How blessed are those who observe His testimonies,
Who seek Him with all their heart. (Psalm 119:1-2 NASB)
Ask David; he could tell you that the Covenant is a divine privilege, not a hindrance to good living. The Lord grants us the power over our own fleshly nature, to keep it in line with His Word, if we seek Him with full commitment. Until you see the boundaries as a gift of grace, you'll never understand what Jesus taught.
There is a continuity between the Old and New Testaments. For far too long people have used the excuse of misunderstanding Romans 6:14 to suggest that David was lying in Psalm 119. They mistake the Jewish legalism for the Hebrew mystical Covenant of Moses. They don't want to obey 2 Timothy 2:15, only quote it -- it's a reference to the Old Testament. Everything Jesus taught was the Old Testament; He said He was the embodiment of that Scripture. Every argument He had with the Jewish leadership rested entirely on His determination to restore the ancient Hebrew understanding of the Old Testament.
He gathered up all the loose ends of unfinished business and became in Himself the New Covenant, the fulfillment of the Old. Since the written record was rejected by His nation, God came in person to make sure everyone understood what He intended. A cookbook makes a lot more sense when you get to know the chef who wrote it. You don't throw out the cookbook, but you use it to remind you of what the chef taught you. So it is with Christ; we use the whole Bible to remind us what He taught us.
The New Testament churches were nothing more than synagogues of Christ. The Apostles planted churches that met in the same fashion as any Jewish synagogue, but with a few changes to match the New Covenant in Christ's Blood. The symbolism had changed. The people of God used to wear headgear in His Presence, to symbolize the need of covering. They needed the blood sacrifices to cover for their fleshly nature. They dared not expose their sin to the Lord. In the New Covenant, we remove our headgear, because God Himself is our covering. His Son was the final sacrifice for our sinful nature. The Temple Veil is gone; we come directly into His Presence.
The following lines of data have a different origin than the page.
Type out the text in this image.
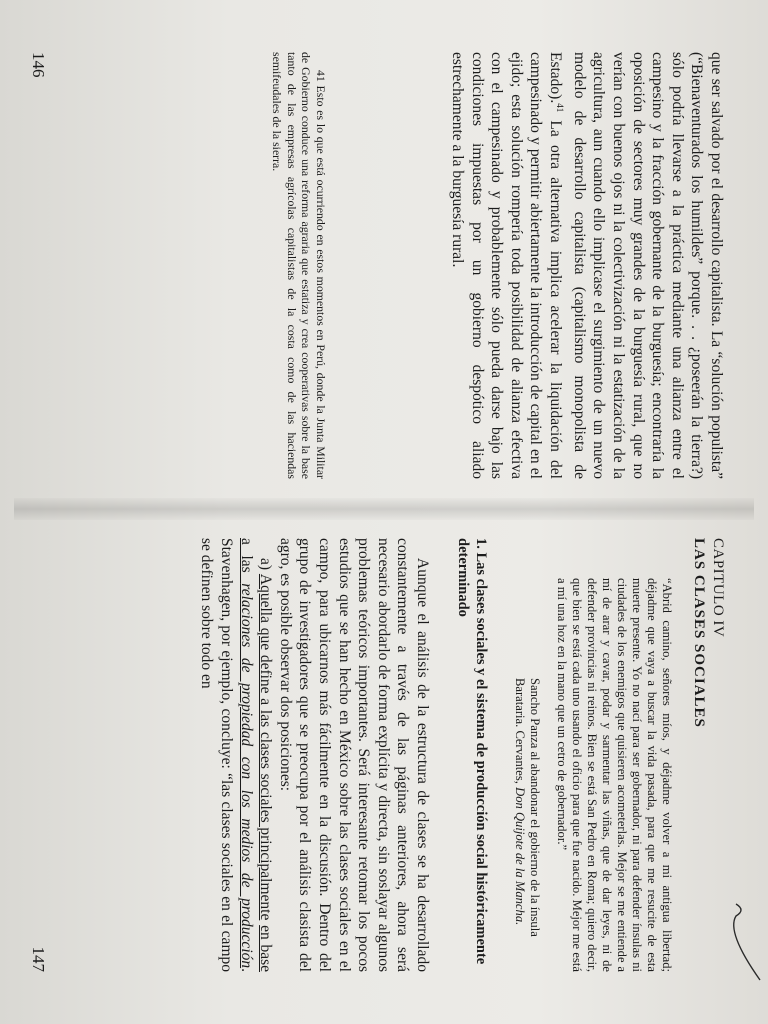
que ser salvado por el desarrollo capitalista. La “solución populista” (“Bienaventurados los humildes” porque. . . ¿poseerán la tierra?) sólo podría llevarse a la práctica mediante una alianza entre el campesino y la fracción gobernante de la burguesía; encontraría la oposición de sectores muy grandes de la burguesía rural, que no verían con buenos ojos ni la colectivización ni la estatización de la agricultura, aun cuando ello implicase el surgimiento de un nuevo modelo de desarrollo capitalista (capitalismo monopolista de Estado).$^{41}$ La otra alternativa implica acelerar la liquidación del campesinado y permitir abiertamente la introducción de capital en el ejido; esta solución rompería toda posibilidad de alianza efectiva con el campesinado y probablemente sólo pueda darse bajo las condiciones impuestas por un gobierno despótico aliado estrechamente a la burguesía rural.

41 Esto es lo que está ocurriendo en estos momentos en Perú, donde la Junta Militar de Gobierno conduce una reforma agraria que estatiza y crea cooperativas sobre la base tanto de las empresas agrícolas capitalistas de la costa como de las haciendas semifeudales de la sierra.

146
CAPITULO IV
LAS CLASES SOCIALES

“Abrid camino, señores míos, y déjadme volver a mi antigua libertad; déjadme que vaya a buscar la vida pasada, para que me resucite de esta muerte presente. Yo no nací para ser gobernador, ni para defender ínsulas ni ciudades de los enemigos que quisieren acometerlas. Mejor se me entiende a mí de arar y cavar, podar y sarmentar las viñas, que de dar leyes, ni de defender provincias ni reinos. Bien se está San Pedro en Roma; quiero decir, que bien se está cada uno usando el oficio para que fue nacido. Mejor me está a mí una hoz en la mano que un cetro de gobernador.”

Sancho Panza al abandonar el gobierno de la ínsula Barataria. Cervantes, Don Quijote de la Mancha.

1. Las clases sociales y el sistema de producción social históricamente determinado

Aunque el análisis de la estructura de clases se ha desarrollado constantemente a través de las páginas anteriores, ahora será necesario abordarlo de forma explícita y directa, sin soslayar algunos problemas teóricos importantes. Será interesante retomar los pocos estudios que se han hecho en México sobre las clases sociales en el campo, para ubicarnos más fácilmente en la discusión. Dentro del grupo de investigadores que se preocupa por el análisis clasista del agro, es posible observar dos posiciones:

a) Aquella que define a las clases sociales principalmente en base a las relaciones de propiedad con los medios de producción. Stavenhagen, por ejemplo, concluye: “las clases sociales en el campo se definen sobre todo en

147
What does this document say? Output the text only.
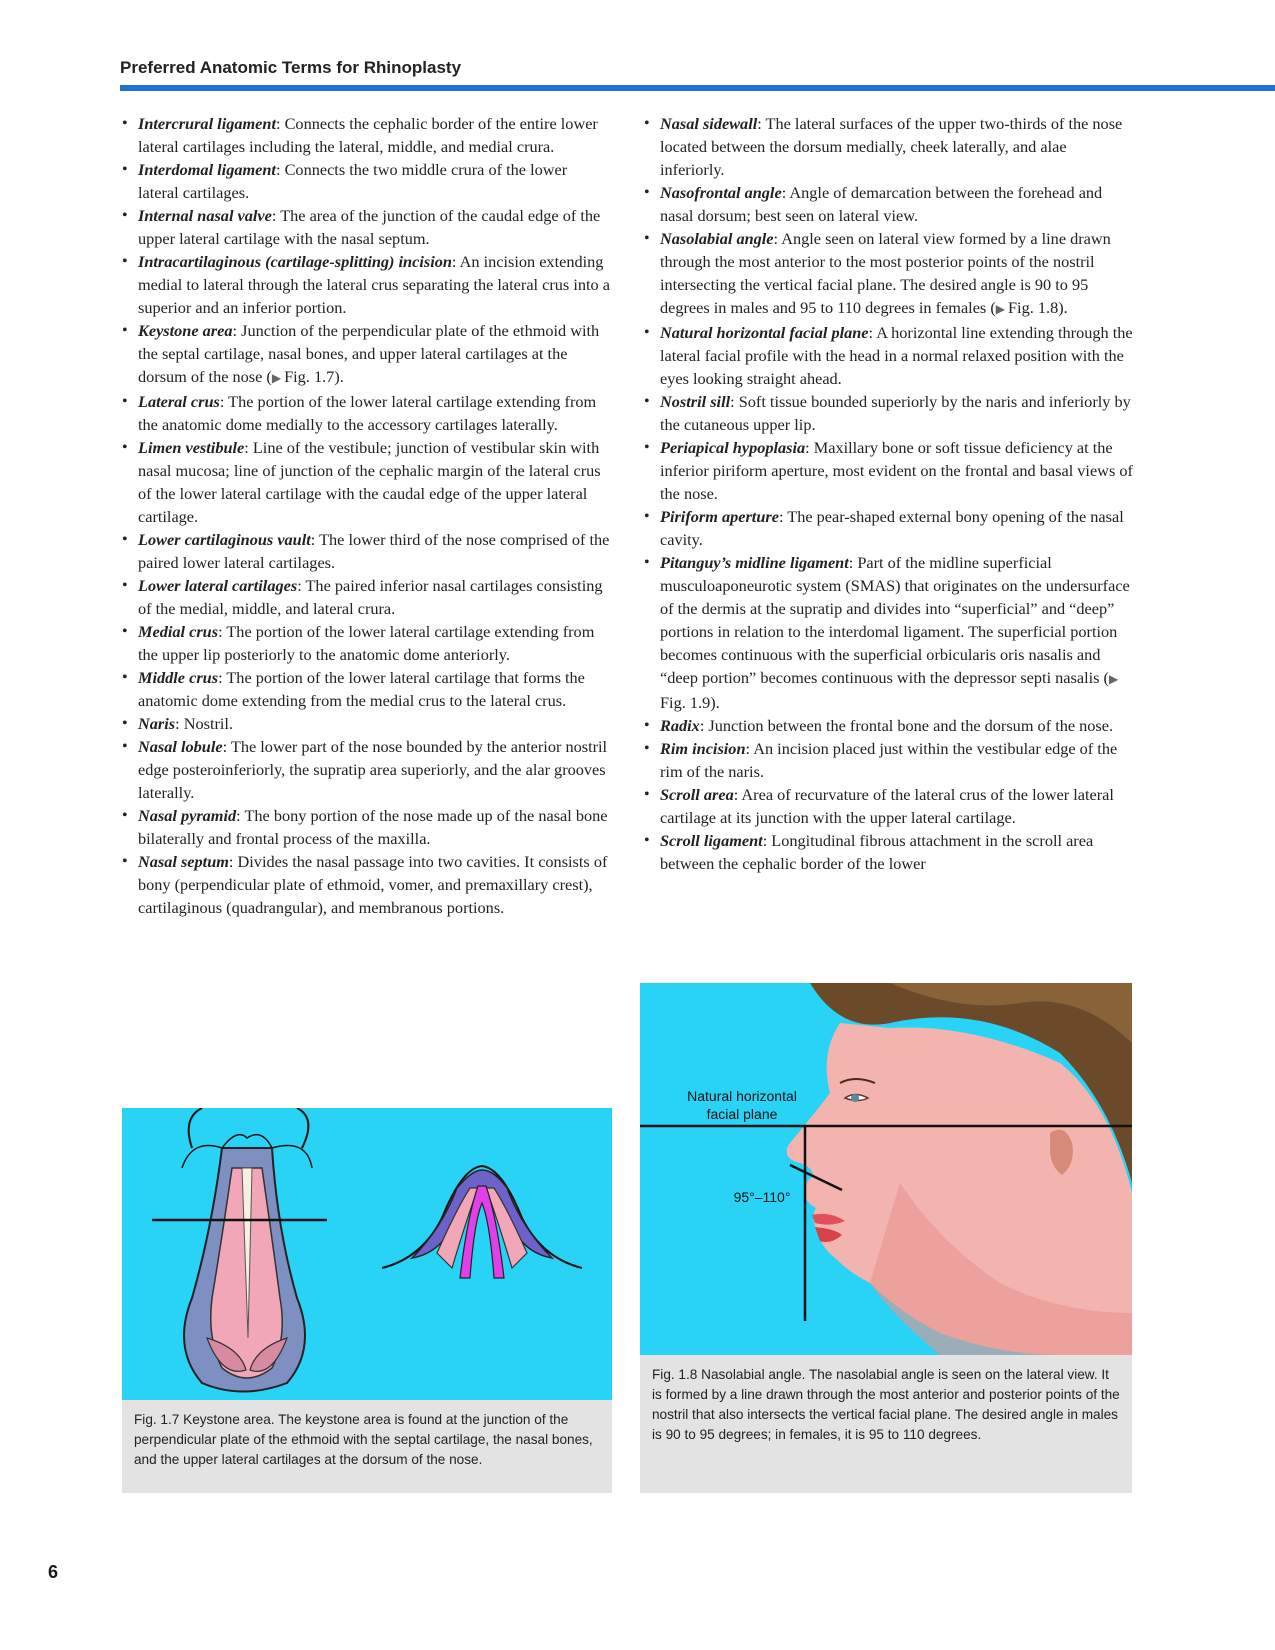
Preferred Anatomic Terms for Rhinoplasty
• Intercrural ligament: Connects the cephalic border of the entire lower lateral cartilages including the lateral, middle, and medial crura.
• Interdomal ligament: Connects the two middle crura of the lower lateral cartilages.
• Internal nasal valve: The area of the junction of the caudal edge of the upper lateral cartilage with the nasal septum.
• Intracartilaginous (cartilage-splitting) incision: An incision extending medial to lateral through the lateral crus separating the lateral crus into a superior and an inferior portion.
• Keystone area: Junction of the perpendicular plate of the ethmoid with the septal cartilage, nasal bones, and upper lateral cartilages at the dorsum of the nose (▶ Fig. 1.7).
• Lateral crus: The portion of the lower lateral cartilage extending from the anatomic dome medially to the accessory cartilages laterally.
• Limen vestibule: Line of the vestibule; junction of vestibular skin with nasal mucosa; line of junction of the cephalic margin of the lateral crus of the lower lateral cartilage with the caudal edge of the upper lateral cartilage.
• Lower cartilaginous vault: The lower third of the nose comprised of the paired lower lateral cartilages.
• Lower lateral cartilages: The paired inferior nasal cartilages consisting of the medial, middle, and lateral crura.
• Medial crus: The portion of the lower lateral cartilage extending from the upper lip posteriorly to the anatomic dome anteriorly.
• Middle crus: The portion of the lower lateral cartilage that forms the anatomic dome extending from the medial crus to the lateral crus.
• Naris: Nostril.
• Nasal lobule: The lower part of the nose bounded by the anterior nostril edge posteroinferiorly, the supratip area superiorly, and the alar grooves laterally.
• Nasal pyramid: The bony portion of the nose made up of the nasal bone bilaterally and frontal process of the maxilla.
• Nasal septum: Divides the nasal passage into two cavities. It consists of bony (perpendicular plate of ethmoid, vomer, and premaxillary crest), cartilaginous (quadrangular), and membranous portions.
• Nasal sidewall: The lateral surfaces of the upper two-thirds of the nose located between the dorsum medially, cheek laterally, and alae inferiorly.
• Nasofrontal angle: Angle of demarcation between the forehead and nasal dorsum; best seen on lateral view.
• Nasolabial angle: Angle seen on lateral view formed by a line drawn through the most anterior to the most posterior points of the nostril intersecting the vertical facial plane. The desired angle is 90 to 95 degrees in males and 95 to 110 degrees in females (▶ Fig. 1.8).
• Natural horizontal facial plane: A horizontal line extending through the lateral facial profile with the head in a normal relaxed position with the eyes looking straight ahead.
• Nostril sill: Soft tissue bounded superiorly by the naris and inferiorly by the cutaneous upper lip.
• Periapical hypoplasia: Maxillary bone or soft tissue deficiency at the inferior piriform aperture, most evident on the frontal and basal views of the nose.
• Piriform aperture: The pear-shaped external bony opening of the nasal cavity.
• Pitanguy’s midline ligament: Part of the midline superficial musculoaponeurotic system (SMAS) that originates on the undersurface of the dermis at the supratip and divides into “superficial” and “deep” portions in relation to the interdomal ligament. The superficial portion becomes continuous with the superficial orbicularis oris nasalis and “deep portion” becomes continuous with the depressor septi nasalis (▶ Fig. 1.9).
• Radix: Junction between the frontal bone and the dorsum of the nose.
• Rim incision: An incision placed just within the vestibular edge of the rim of the naris.
• Scroll area: Area of recurvature of the lateral crus of the lower lateral cartilage at its junction with the upper lateral cartilage.
• Scroll ligament: Longitudinal fibrous attachment in the scroll area between the cephalic border of the lower
Fig. 1.7 Keystone area. The keystone area is found at the junction of the perpendicular plate of the ethmoid with the septal cartilage, the nasal bones, and the upper lateral cartilages at the dorsum of the nose.
Natural horizontal
facial plane
95°–110°
Fig. 1.8 Nasolabial angle. The nasolabial angle is seen on the lateral view. It is formed by a line drawn through the most anterior and posterior points of the nostril that also intersects the vertical facial plane. The desired angle in males is 90 to 95 degrees; in females, it is 95 to 110 degrees.
6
But the boundaries of the Law still mean something to us. They point out the moral character of our Father in one context. It is upon us to dig into that written covenant so we can extrapolate what His character demands of us in our context today.
The New Testament is loaded with fresh new examples. We discard most of the old ritual law, not because it means nothing, but because it no longer fits. The Seder became the Lord's Supper, because He fulfilled all the promises inherent in the Seder. Now we celebrate that sacrifice and redemption through a much simpler version of the Seder ritual. Baptism is no longer a ritual bath repeated every time we go to worship in the Temple; it's a one-time ritual for those who embrace Christ as their Lord, and then become His Temple.
But by the same token, a great deal of Old Testament code still applies, because it was universal in the first place. We avoid killing humans, we don't steal, we don't lie, and we avoid pagan idolatry. We do not tolerate generational conflict within the body. We will not tolerate sexual promiscuity -- one man with one woman for life. We still dress modestly; we still don't allow female ritual leadership. We still need, now more than ever, a congregation of spiritual family that lives in close communion daily, with a tribal-feudal feel to the whole thing. There is still a great concern over defilement. We are complete aliens from outside this world.
That is, those things stand if you take the Cross and the New Testament seriously.
If we do not cling to the Covenant in its fullness, if we keep short-cutting the obligations, then we have no covering from Christ, and no shalom and no witness. And if we have no witness, there is no reason at all for God to keep us here in this world. We would have betrayed the Covenant and His name. It's not enough to conform your actions to the code; the code must live in your heart. It must represent in your mind the character of the Father. You should desire the boundaries of the Covenant just like David did in his long Psalm 119 about it.